Ethereum fixes yet another vulnerability—eclipse attacks

Users are urged to upgrade to the patched version, Geth v1.8.1.

A team of researchers from Boston University and the University of Pittsburgh quietly disclosed a vulnerability they found on the Ethereum network during a bug bounty program launched by the network in January. In what is referred to as an eclipse attack, an attacker can “eclipse” a node’s view of the blockchain by monopolizing a target’s connections, and using the victim’s mining power to compromise the network’s consensus algorithm.

According to the research, the vulnerability stems from Ethereum’s deployment of the Kademlia peer-to-peer protocol.

“Our eclipse attacker monopolizes all of the victim’s incoming and outgoing connections, thus isolating the victim from the rest of its peers in the network. The attacker can then filter the victim’s view of the blockchain, or co-opt the victim’s computing power as part of more sophisticated attacks. We argue that these eclipse-attack vulnerabilities result from Ethereum’s adoption of the Kademlia peer-to-peer protocol, and present countermeasures that both harden the network against eclipse attacks and cause it to behave differently from the traditional Kademlia protocol,” the research stated.

Ethereum Foundation Security lead Martin Holst Swende says however, that users shouldn’t worry since “an eclipse-attack is a targeted attack against a specific victim” but that users should upgrade to the patched version as recommended by the researchers. “Upgrade to geth 1.8.1. Geth versions prior to 1.8 are vulnerable,” the researchers urged.

Eclipse attacks are not unique to Ethereum. Bitcoin itself is vulnerable to eclipse attacks but it’s far more difficult—and far more expensive, as the same researchers did a study on it in 2015. In the Bitcoin network, attackers need a large amount of IP addresses, whereas for Ethereum, they only need two hosts with a single IP address each. “That part surprised me a little bit,” says Sharon Goldberg, the Ph.D. candidate at Boston University who did the eclipse attack study on both Ethereum and Bitcoin.

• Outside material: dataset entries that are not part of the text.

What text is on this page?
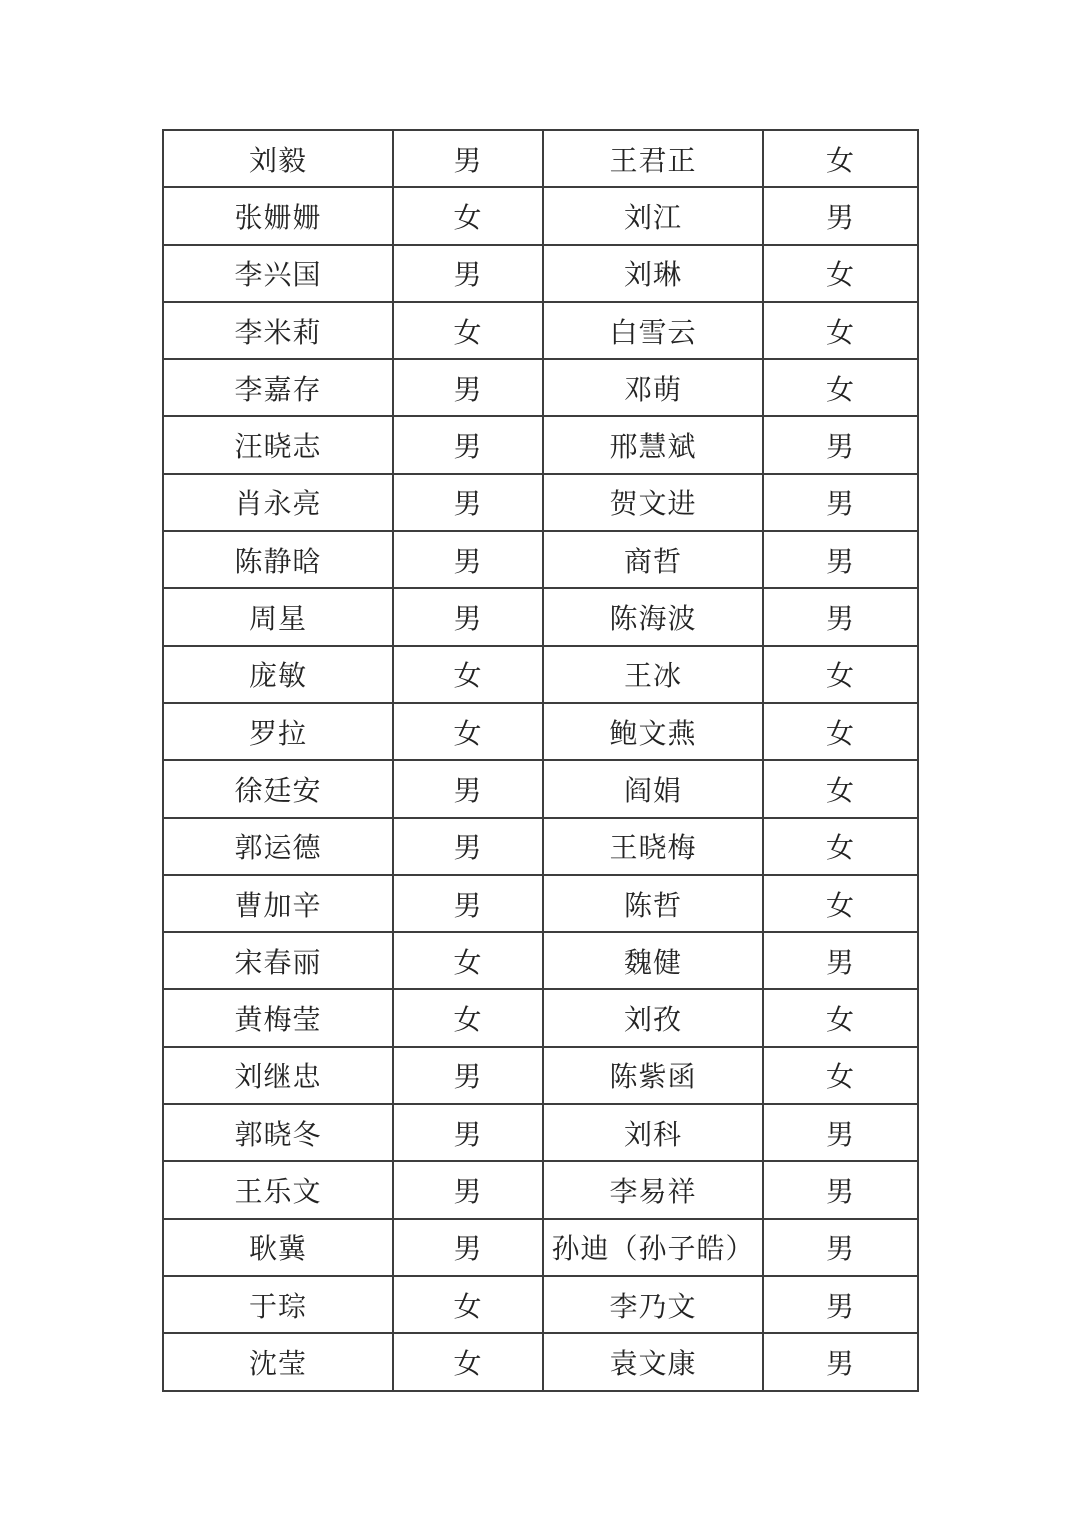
刘毅	男	王君正	女
张姗姗	女	刘江	男
李兴国	男	刘琳	女
李米莉	女	白雪云	女
李嘉存	男	邓萌	女
汪晓志	男	邢慧斌	男
肖永亮	男	贺文进	男
陈静晗	男	商哲	男
周星	男	陈海波	男
庞敏	女	王冰	女
罗拉	女	鲍文燕	女
徐廷安	男	阎娟	女
郭运德	男	王晓梅	女
曹加辛	男	陈哲	女
宋春丽	女	魏健	男
黄梅莹	女	刘孜	女
刘继忠	男	陈紫函	女
郭晓冬	男	刘科	男
王乐文	男	李易祥	男
耿冀	男	孙迪（孙子皓）	男
于琮	女	李乃文	男
沈莹	女	袁文康	男
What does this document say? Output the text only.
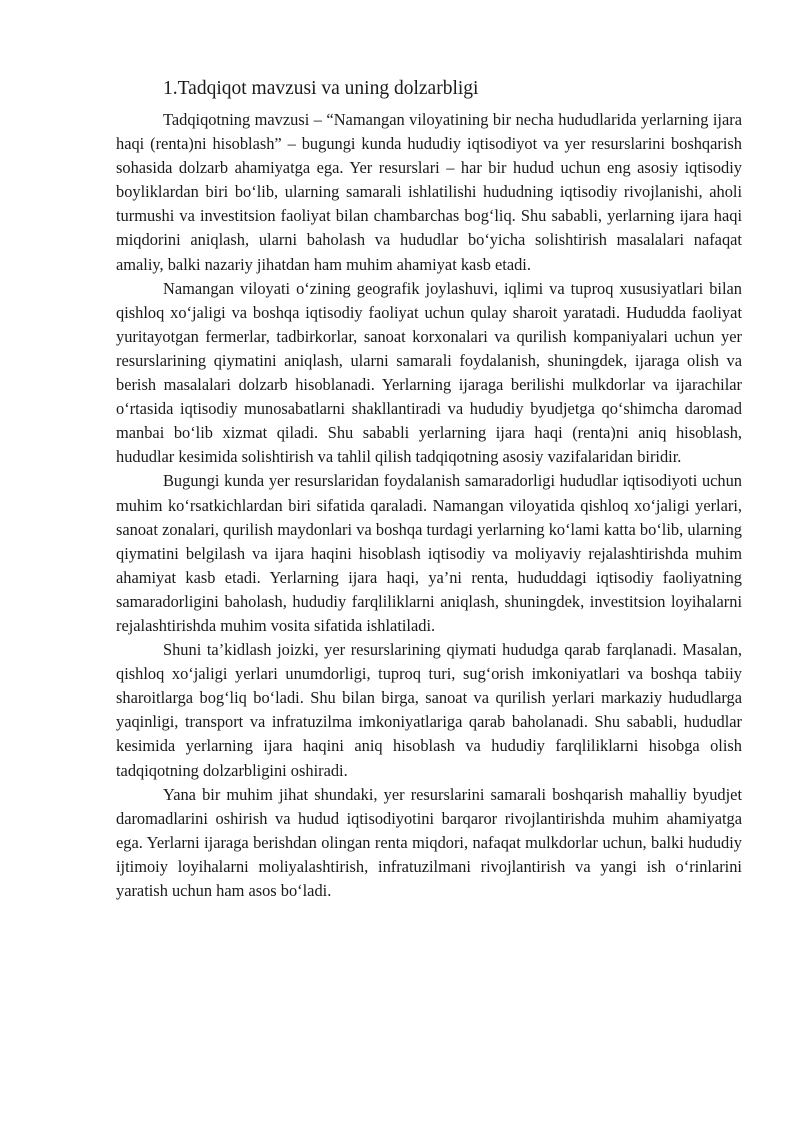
1.Tadqiqot mavzusi va uning dolzarbligi

Tadqiqotning mavzusi – “Namangan viloyatining bir necha hududlarida yerlarning ijara haqi (renta)ni hisoblash” – bugungi kunda hududiy iqtisodiyot va yer resurslarini boshqarish sohasida dolzarb ahamiyatga ega. Yer resurslari – har bir hudud uchun eng asosiy iqtisodiy boyliklardan biri boʻlib, ularning samarali ishlatilishi hududning iqtisodiy rivojlanishi, aholi turmushi va investitsion faoliyat bilan chambarchas bogʻliq. Shu sababli, yerlarning ijara haqi miqdorini aniqlash, ularni baholash va hududlar boʻyicha solishtirish masalalari nafaqat amaliy, balki nazariy jihatdan ham muhim ahamiyat kasb etadi.

Namangan viloyati oʻzining geografik joylashuvi, iqlimi va tuproq xususiyatlari bilan qishloq xoʻjaligi va boshqa iqtisodiy faoliyat uchun qulay sharoit yaratadi. Hududda faoliyat yuritayotgan fermerlar, tadbirkorlar, sanoat korxonalari va qurilish kompaniyalari uchun yer resurslarining qiymatini aniqlash, ularni samarali foydalanish, shuningdek, ijaraga olish va berish masalalari dolzarb hisoblanadi. Yerlarning ijaraga berilishi mulkdorlar va ijarachilar oʻrtasida iqtisodiy munosabatlarni shakllantiradi va hududiy byudjetga qoʻshimcha daromad manbai boʻlib xizmat qiladi. Shu sababli yerlarning ijara haqi (renta)ni aniq hisoblash, hududlar kesimida solishtirish va tahlil qilish tadqiqotning asosiy vazifalaridan biridir.

Bugungi kunda yer resurslaridan foydalanish samaradorligi hududlar iqtisodiyoti uchun muhim koʻrsatkichlardan biri sifatida qaraladi. Namangan viloyatida qishloq xoʻjaligi yerlari, sanoat zonalari, qurilish maydonlari va boshqa turdagi yerlarning koʻlami katta boʻlib, ularning qiymatini belgilash va ijara haqini hisoblash iqtisodiy va moliyaviy rejalashtirishda muhim ahamiyat kasb etadi. Yerlarning ijara haqi, ya’ni renta, hududdagi iqtisodiy faoliyatning samaradorligini baholash, hududiy farqliliklarni aniqlash, shuningdek, investitsion loyihalarni rejalashtirishda muhim vosita sifatida ishlatiladi.

Shuni ta’kidlash joizki, yer resurslarining qiymati hududga qarab farqlanadi. Masalan, qishloq xoʻjaligi yerlari unumdorligi, tuproq turi, sugʻorish imkoniyatlari va boshqa tabiiy sharoitlarga bogʻliq boʻladi. Shu bilan birga, sanoat va qurilish yerlari markaziy hududlarga yaqinligi, transport va infratuzilma imkoniyatlariga qarab baholanadi. Shu sababli, hududlar kesimida yerlarning ijara haqini aniq hisoblash va hududiy farqliliklarni hisobga olish tadqiqotning dolzarbligini oshiradi.

Yana bir muhim jihat shundaki, yer resurslarini samarali boshqarish mahalliy byudjet daromadlarini oshirish va hudud iqtisodiyotini barqaror rivojlantirishda muhim ahamiyatga ega. Yerlarni ijaraga berishdan olingan renta miqdori, nafaqat mulkdorlar uchun, balki hududiy ijtimoiy loyihalarni moliyalashtirish, infratuzilmani rivojlantirish va yangi ish oʻrinlarini yaratish uchun ham asos boʻladi.
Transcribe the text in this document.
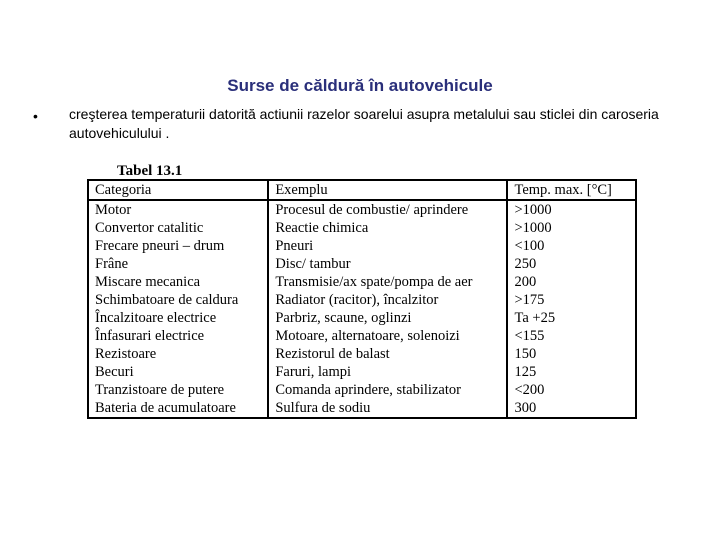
Surse de căldură în autovehicule
• creşterea temperaturii datorită actiunii razelor soarelui asupra metalului sau sticlei din caroseria autovehiculului .
Tabel 13.1
Categoria	Exemplu	Temp. max. [°C]
Motor	Procesul de combustie/ aprindere	>1000
Convertor catalitic	Reactie chimica	>1000
Frecare pneuri – drum	Pneuri	<100
Frâne	Disc/ tambur	250
Miscare mecanica	Transmisie/ax spate/pompa de aer	200
Schimbatoare de caldura	Radiator (racitor), încalzitor	>175
Încalzitoare electrice	Parbriz, scaune, oglinzi	Ta +25
Înfasurari electrice	Motoare, alternatoare, solenoizi	<155
Rezistoare	Rezistorul de balast	150
Becuri	Faruri, lampi	125
Tranzistoare de putere	Comanda aprindere, stabilizator	<200
Bateria de acumulatoare	Sulfura de sodiu	300
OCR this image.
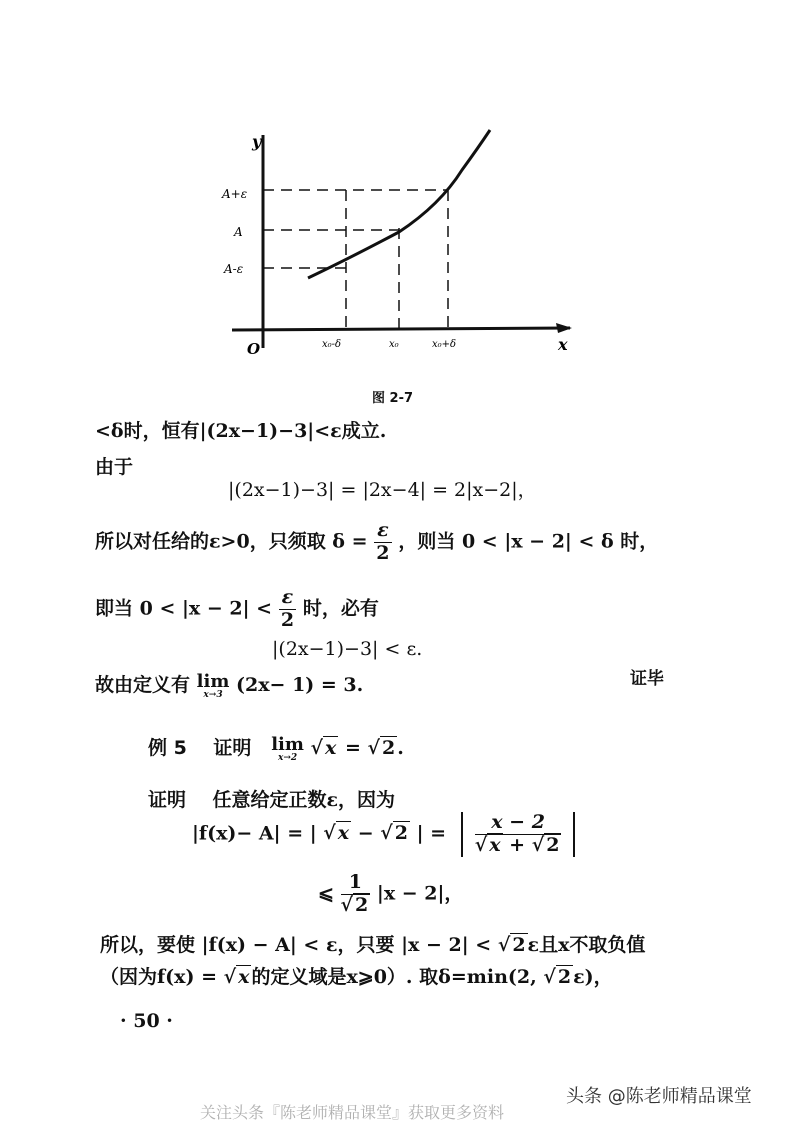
y
O	x
A+ε
A
A-ε
x₀-δ	x₀	x₀+δ
图 2-7
<δ时，恒有|(2x−1)−3|<ε成立.
由于
|(2x−1)−3| = |2x−4| = 2|x−2|，
所以对任给的ε>0，只须取 $\delta = \frac{\varepsilon}{2}$ ，则当 0 < |x − 2| < δ 时，
即当 $0 < |x - 2| < \frac{\varepsilon}{2}$ 时，必有
|(2x−1)−3| < ε.
故由定义有 lim
x→3 (2x− 1) = 3.	证毕
例 5 证明 lim
x→2 √ x = √ 2 .
证明 任意给定正数ε，因为
|f(x)− A| = | √ x − √ 2 | = $\frac{x - 2}{√ x + √ 2}$
⩽ $\frac{1}{√ 2} |x - 2|$，
所以，要使 |f(x) − A| < ε，只要 |x − 2| < √ 2 ε且x不取负值
（因为f(x) = √ x 的定义域是x⩾0）. 取δ=min(2, √ 2 ε)，
· 50 ·
头条 @陈老师精品课堂
关注头条『陈老师精品课堂』获取更多资料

Additionally, Bitcoin turned out to be more resilient to the attack because it employs an unpredictable mechanism where nodes connect with each other at random. Ethereum, on the other hand, uses Kademlia supposedly to make connections more efficiently—but also allowed attackers to exploit the generation of an unlimited number of nodes even with a single IP address, and get victims to choose to connect to their node ID’s instead of legitimate ones.